As Washington prepared to host its first-ever World Series, tens of thousands of baseball fans lined up outside Griffith Stadium on Georgia Avenue NW to buy tickets for the Oct. 4, 1924, opener. It was a woman, Elizabeth “Elsie” Tydings of 728 Sixth St. NW, who nabbed the first one.

As Washington prepared to host its first-ever World Series, famous gate-crasher James “One-Eye” Connelly arrived in town. Connelly was notorious for never paying admission to a sporting event. As Washington ballplayer Nick Altrock later reminisced: “He was the first gate-crasher to devise the system of walking into a ballpark backward, so they would think he was coming out.”

As Washington prepared to host its first-ever World Series, some Washingtonians complained that “certain prominent folk” were getting all the good tickets while regular fans were getting stiffed. Not so, said team owner Clark Griffith: “All applications for World Series tickets filed with the Washington base ball club have been taken care of as well as humanly possible.”

As Washington prepared to host its first-ever World Series, agents from the Department of Internal Revenue fanned out downtown, on the lookout for scalpers who were allegedly selling $1.90 grandstand tickets for $50.

As Washington prepared to host its first-ever World Series, a soldier injured in the Great War — “helpless and palsied and in his early twenties” — showed up at Griffith Stadium hoping for a job selling peanuts. He could not afford a ticket, and it was the only way he could see a game. He was lost in the crush, but when Estelle Brown read the veteran’s story in that evening’s paper, she dropped a ticket at the Star office for him.
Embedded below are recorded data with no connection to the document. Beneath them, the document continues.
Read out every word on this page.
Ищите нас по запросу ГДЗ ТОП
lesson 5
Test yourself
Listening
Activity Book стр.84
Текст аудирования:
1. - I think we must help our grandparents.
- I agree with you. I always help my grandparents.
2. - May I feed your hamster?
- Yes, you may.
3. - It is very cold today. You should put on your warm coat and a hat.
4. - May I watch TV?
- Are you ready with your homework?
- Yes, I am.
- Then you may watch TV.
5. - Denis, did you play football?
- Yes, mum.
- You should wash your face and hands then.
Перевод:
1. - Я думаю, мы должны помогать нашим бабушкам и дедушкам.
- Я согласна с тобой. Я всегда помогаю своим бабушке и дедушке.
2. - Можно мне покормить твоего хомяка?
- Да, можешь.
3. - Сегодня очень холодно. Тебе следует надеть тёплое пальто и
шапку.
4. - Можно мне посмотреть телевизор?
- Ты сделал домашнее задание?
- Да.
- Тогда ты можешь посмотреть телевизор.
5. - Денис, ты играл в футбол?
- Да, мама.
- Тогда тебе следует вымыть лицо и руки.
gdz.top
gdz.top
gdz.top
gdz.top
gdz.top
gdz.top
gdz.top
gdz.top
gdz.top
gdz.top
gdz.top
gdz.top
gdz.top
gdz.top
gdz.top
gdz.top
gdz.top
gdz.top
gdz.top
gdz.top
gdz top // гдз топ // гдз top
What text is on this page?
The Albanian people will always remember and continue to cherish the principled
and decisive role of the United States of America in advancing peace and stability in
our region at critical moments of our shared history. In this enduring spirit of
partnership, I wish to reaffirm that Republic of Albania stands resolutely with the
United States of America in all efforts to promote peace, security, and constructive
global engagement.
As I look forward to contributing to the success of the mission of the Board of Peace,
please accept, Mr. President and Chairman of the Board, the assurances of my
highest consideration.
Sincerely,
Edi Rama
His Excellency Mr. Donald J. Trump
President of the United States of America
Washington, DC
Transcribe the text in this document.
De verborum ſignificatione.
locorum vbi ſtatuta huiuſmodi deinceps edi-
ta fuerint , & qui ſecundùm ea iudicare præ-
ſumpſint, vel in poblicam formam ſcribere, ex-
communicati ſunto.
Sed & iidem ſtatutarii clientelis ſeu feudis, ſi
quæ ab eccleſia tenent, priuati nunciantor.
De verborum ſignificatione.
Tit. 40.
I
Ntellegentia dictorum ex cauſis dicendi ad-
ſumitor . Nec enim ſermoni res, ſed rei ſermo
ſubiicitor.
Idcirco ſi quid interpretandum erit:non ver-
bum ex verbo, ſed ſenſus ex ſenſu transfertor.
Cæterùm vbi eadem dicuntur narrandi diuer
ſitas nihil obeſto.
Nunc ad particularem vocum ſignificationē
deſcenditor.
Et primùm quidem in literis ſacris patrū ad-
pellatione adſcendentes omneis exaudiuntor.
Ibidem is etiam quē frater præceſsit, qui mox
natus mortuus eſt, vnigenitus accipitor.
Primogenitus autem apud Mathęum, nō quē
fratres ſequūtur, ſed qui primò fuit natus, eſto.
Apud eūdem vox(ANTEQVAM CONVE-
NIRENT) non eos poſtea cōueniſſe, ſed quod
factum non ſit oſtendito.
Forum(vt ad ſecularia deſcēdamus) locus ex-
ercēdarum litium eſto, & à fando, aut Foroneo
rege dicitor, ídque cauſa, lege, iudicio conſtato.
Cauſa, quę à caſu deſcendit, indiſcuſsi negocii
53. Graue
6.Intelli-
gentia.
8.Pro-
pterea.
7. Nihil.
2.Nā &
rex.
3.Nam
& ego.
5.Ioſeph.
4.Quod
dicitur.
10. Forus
As Washington prepared to host its first-ever World Series, veterans of the U.S. Army’s 1st Infantry Division fretted. President Calvin Coolidge was scheduled to deliver the remarks at the dedication of their new monument on the afternoon of Oct. 4. But that was when the Washington ballclub would be taking on the New York Giants, and everyone knew Coolidge would rather be there. They decided to switch the dedication to the morning so the president could do both.

As Washington prepared to host its first-ever World Series, Jelleff’s ladies’ clothing store at 12th and F NW put its bobbed wool sweater coats on sale for $7.50. “These are the coats girls want this Fall for foot ball games, and to wear tomorrow for the beginning of the World Series,” they proclaimed.

As Washington prepared to host its first-ever World Series, Gibson’s, a store at Ninth and G NW, announced special pricing on batteries, headphones and tubes for radios. “Don’t be short when you occupy your grandstand seat at home,” the proprietors counseled in a newspaper advertisement.

As Washington prepared to host its first-ever World Series, it was revealed that friars at a cloistered Dominican monastery in Brookland near Catholic University had a radio they planned to crowd around.

As Washington prepared to host its first-ever World Series, Walter Johnson’s mother, his wife and two of his children traveled from the family’s home in Coffeyville, Kan., to watch the Big Train pitch. The Johnsons checked in at the Arlington Hotel on Vermont Avenue NW.

As Washington prepared to host its first-ever World Series, B.D. Terry of Los Angeles hopped on a train determined, wrote the Evening Star, “to come East at once to see the series. He has entered for the honor of being the first fan from a distance to reach Washington.”

As Washington prepared to host its first-ever World Series, Col. George Harvey accepted The Washington Post’s invitation to write about the opening game. “Professionally, I am somewhat out of practice,” wrote Harvey, a former U.S. diplomat and journalist from New England. “The last game I reported was played … on the Fourth of July, 1883 …. I cannot write as well now as I could then, but if there have been no changes in the rules meanwhile I shall have no difficulty in keeping the score.”

As Washington prepared to host its first-ever World Series, the Rev. Hugh Stevenson, pastor of Bethany Church at Second and Rhode Island NW, prepared two sermons to be delivered the day after the opener. His 11 a.m. sermon was titled “Rallying for Christ.” His 8 p.m. sermon was titled “The World Series.”

As Washington prepared to host its first-ever World Series, the Richmond Times Dispatch told its readers: “It’s against the Virginia law to bet, but we wish we knew just for the fun of it who is going to win the World Series.”